Aile, Çalışma ve Sosyal Hizmetler Bakanı Zehra Zümrüt Selçuk da kadınların insan hakları temelindeki mücadelesinde küresel bir farkındalık oluşturan 8 Mart Dünya Kadınlar Günü'nü kutladı. Kadınların, hayatın her alanında üstlendiği sorumluluk duygusuyla ailenin ve toplumun temeli olduğunu vurgulayan Selçuk, "Geçtiğimiz günlerde bir gazetede 'baba evini derhal terk etsin kızlar' diye had bilmez yazılar çıkmakta. Üstat Cemil Meriç bu kafaya 'Garbın Yeniçerileri' diyor. Bu devşirilmiş zihniyet maalesef her türlü bahaneyle değerlerimize ve bu değerlerin en temel taşı olan ailelerimize saldırıyor." dedi.

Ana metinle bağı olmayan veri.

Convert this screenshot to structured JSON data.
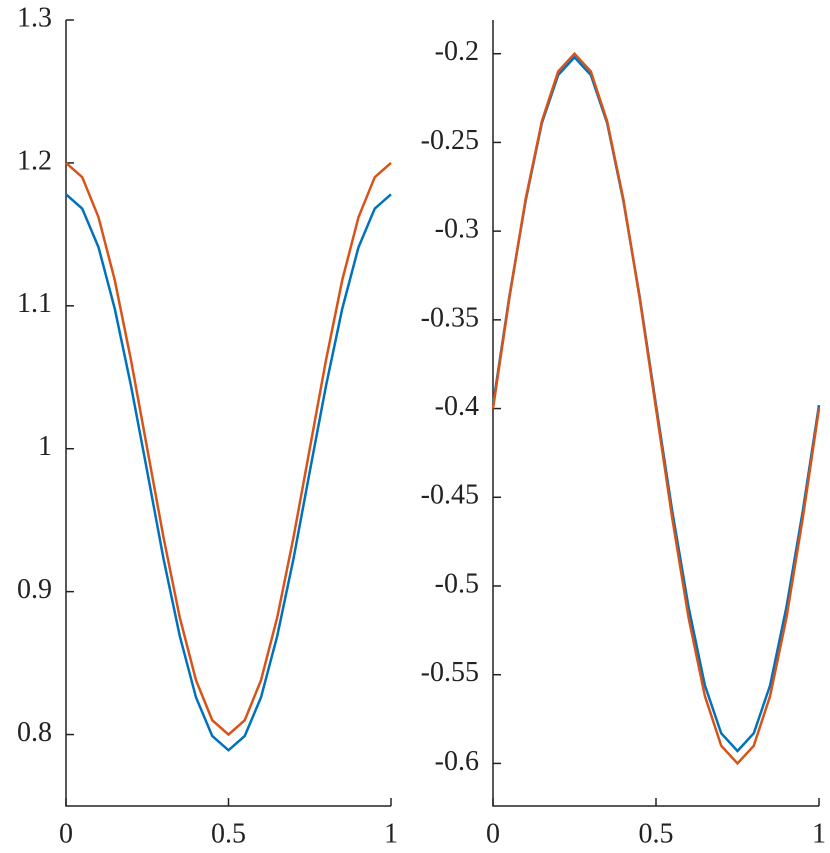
{
  "chart_data": [
    {
      "type": "line",
      "xlim": [
        0,
        1
      ],
      "xticks": [
        0,
        0.5,
        1
      ],
      "ylim": [
        0.75,
        1.3
      ],
      "yticks": [
        0.8,
        0.9,
        1,
        1.1,
        1.2,
        1.3
      ],
      "x": [
        0,
        0.05,
        0.1,
        0.15,
        0.2,
        0.25,
        0.3,
        0.35,
        0.4,
        0.45,
        0.5,
        0.55,
        0.6,
        0.65,
        0.7,
        0.75,
        0.8,
        0.85,
        0.9,
        0.95,
        1
      ],
      "series": [
        {
          "color": "#0072bd",
          "values": [
            1.178,
            1.168,
            1.141,
            1.098,
            1.044,
            0.984,
            0.923,
            0.869,
            0.826,
            0.799,
            0.789,
            0.799,
            0.826,
            0.869,
            0.923,
            0.984,
            1.044,
            1.098,
            1.141,
            1.168,
            1.178
          ]
        },
        {
          "color": "#d95319",
          "values": [
            1.2,
            1.19,
            1.162,
            1.118,
            1.062,
            1.0,
            0.938,
            0.882,
            0.838,
            0.81,
            0.8,
            0.81,
            0.838,
            0.882,
            0.938,
            1.0,
            1.062,
            1.118,
            1.162,
            1.19,
            1.2
          ]
        }
      ]
    },
    {
      "type": "line",
      "xlim": [
        0,
        1
      ],
      "xticks": [
        0,
        0.5,
        1
      ],
      "ylim": [
        -0.624,
        -0.181
      ],
      "yticks": [
        -0.6,
        -0.55,
        -0.5,
        -0.45,
        -0.4,
        -0.35,
        -0.3,
        -0.25,
        -0.2
      ],
      "x": [
        0,
        0.05,
        0.1,
        0.15,
        0.2,
        0.25,
        0.3,
        0.35,
        0.4,
        0.45,
        0.5,
        0.55,
        0.6,
        0.65,
        0.7,
        0.75,
        0.8,
        0.85,
        0.9,
        0.95,
        1
      ],
      "series": [
        {
          "color": "#0072bd",
          "values": [
            -0.398,
            -0.337,
            -0.283,
            -0.239,
            -0.212,
            -0.202,
            -0.212,
            -0.239,
            -0.283,
            -0.337,
            -0.398,
            -0.458,
            -0.512,
            -0.556,
            -0.583,
            -0.593,
            -0.583,
            -0.556,
            -0.512,
            -0.458,
            -0.398
          ]
        },
        {
          "color": "#d95319",
          "values": [
            -0.4,
            -0.338,
            -0.282,
            -0.238,
            -0.21,
            -0.2,
            -0.21,
            -0.238,
            -0.282,
            -0.338,
            -0.4,
            -0.462,
            -0.518,
            -0.562,
            -0.59,
            -0.6,
            -0.59,
            -0.562,
            -0.518,
            -0.462,
            -0.4
          ]
        }
      ]
    }
  ]
}
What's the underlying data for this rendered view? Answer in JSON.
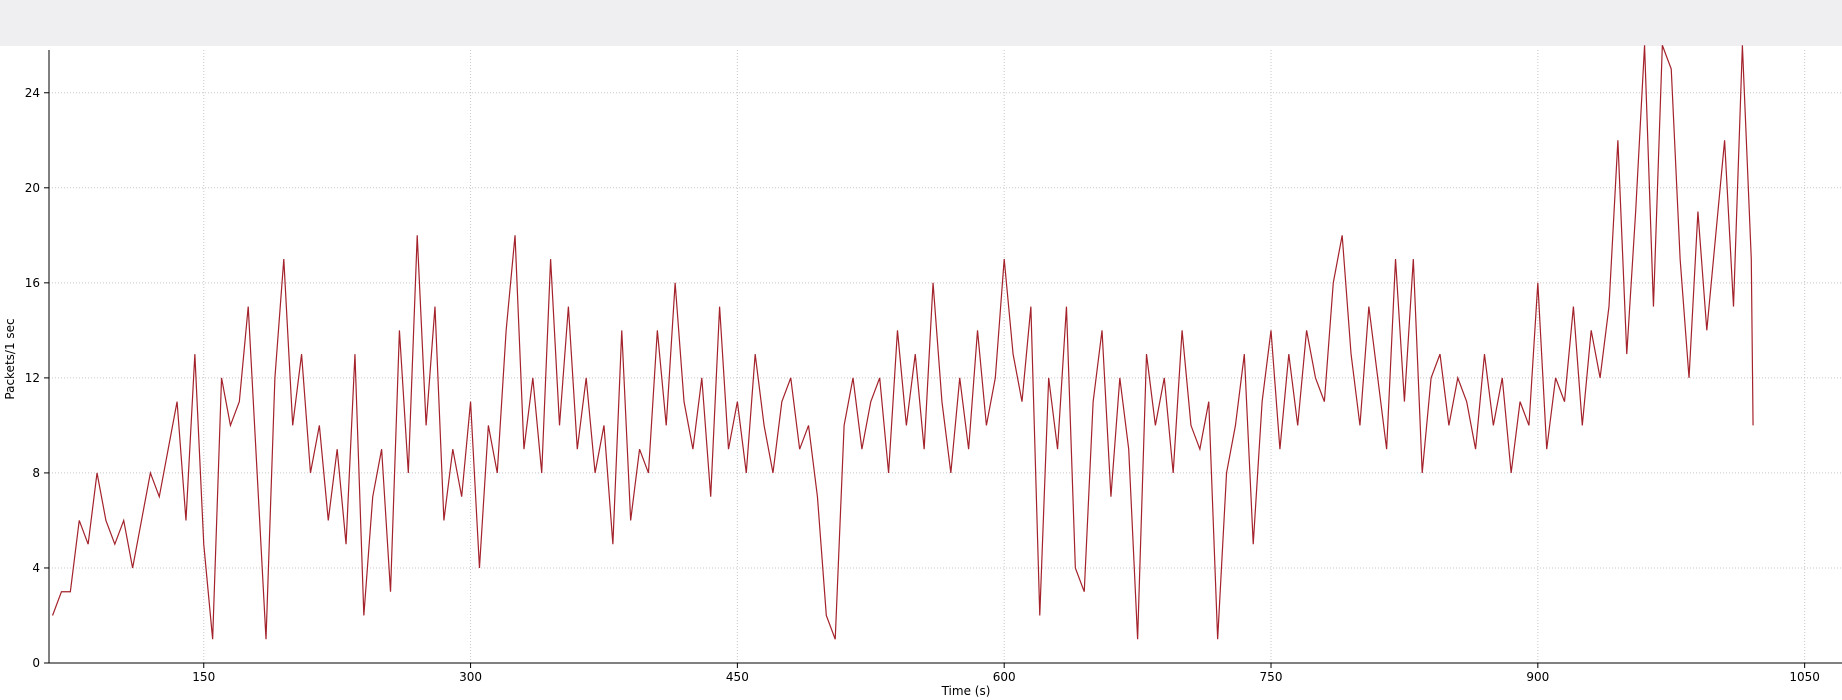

"Yaşanan kötü tecrübeleri kişilere, münferit vakalara değil de aile yapımıza mal etmek art niyet değilse nedir?" diye soran Bakan Selçuk, genç kızları meçhule davet edenleri anlamalarının mümkün olmadığını belirtti.

Selçuk, kadını, sosyo-ekonomik yapının güçlenmesinde, sağlıktan eğitime, sanattan spora, bürokrasiden siyasete her alanda ailenin ve toplumun öznesi olarak gördüklerini belirterek, kadına verilen değerin aileye, topluma verilen değer olduğunu söyledi.

Kadınların temel hak ve özgürlükleri için verilen mücadelede, Cumhurbaşkanı Recep Tayyip Erdoğan'ın iradeleri ve eşi Emine Erdoğan'ın hassasiyetlerinin bugün Türkiye'yi çok farklı bir noktaya ulaştırdığını dile getiren Selçuk, 18 yılda sosyal politikalar alanında birçok sessiz devrimin gerçekleştiğini kaydetti.

 Dün Samsun'da, Bugün Ankara'da Katledilen Bütün Kadınlarımız İçimizde Derin Bir Sızı

Bakan Selçuk, bugün kadınların sosyo-ekonomik hayatta her alanda daha fazla varlığının görüldüğünü ifade ederek, "Artık öğretmenlerimizin yüzde 60'ı, kamu personellerimizin yüzde 40'ı, mimarlarımızın, avukatlarımızın yarıdan fazlası kadın. Karar alma mekanizmalarında daha fazla temsilimiz var. Meclisteki oranımız yüzde 4'lerden yüzde 17'lere ulaşmış durumda." diye konuştu.

Kadınlar için yaptıkları çalışmaları anlatan Bakan Selçuk, kadınlar için daha nice güzel hizmetlerde bulunacaklarını söyledi. Selçuk, şunları kaydetti:

"Tabi ki bu hizmetleri engelleyen en önemli unsurlardan bir tanesi kadına yönelik şiddet. Kadına yönelik şiddet hakkında dün olduğu gibi bugün de yarın da 'amasız, fakatsız, lakinsiz' sıfır tolerans ilkemizle mücadele etmeye devam edeceğiz. Dün Samsun'da, bugün Ankara'da katledilen bütün kadınlarımız içimizde derin bir sızı. Ülkemizde tek bir kadın cinayeti olmaya kadar biz bu çabamıza devam edeceğiz. Bu farkındalığı, bilinci oluşturmak için uğraşacağız. Geldiğimiz noktada artık ülkemizde 2019 yılı itibariyle her ilimizde Şiddet Önleme ve İzleme Merkezlerimiz var. Kadın Konukevi sayılarımızı artırdık. Dolayısıyla kadına yönelik şiddetle ilgili bütün bakanlıklarımızla koordineli bir şekilde çabalıyoruz. İstiyoruz ki bir tek canımızı kurban vermeyelim."

Yemeğe, TBMM Başkanı Mustafa Şentop'un eşi Sabriye Şentop, Sağlık Bakanı Fahrettin Koca'nın eşi Hale Koca da katıldı. Programa katılanlar arasında, İzmir depreminde enkaz altında İnci Okan ile köpeğini kurtaran, halk otobüsünde doğum sancısı çeken anne adayına doğum yaptıran UMKE Görevlisi Edanur Doğan, Elazığ depreminde enkaz altındaki 2,5 yaşındaki Yüsra Yıldız ile annesinin kurtarılmasını sağlayan UMKE personeli Hatice Yücel, Cizre'de koronavirüse karşı başarılı bir mücadele sergileyen Sümeyye Bilgin ile Kovid-19'dan hayatını kaybeden Prof. Dr. Cemil Taşçıoğlu'nun eşi Didem Akal Taşçıoğlu da yer aldı.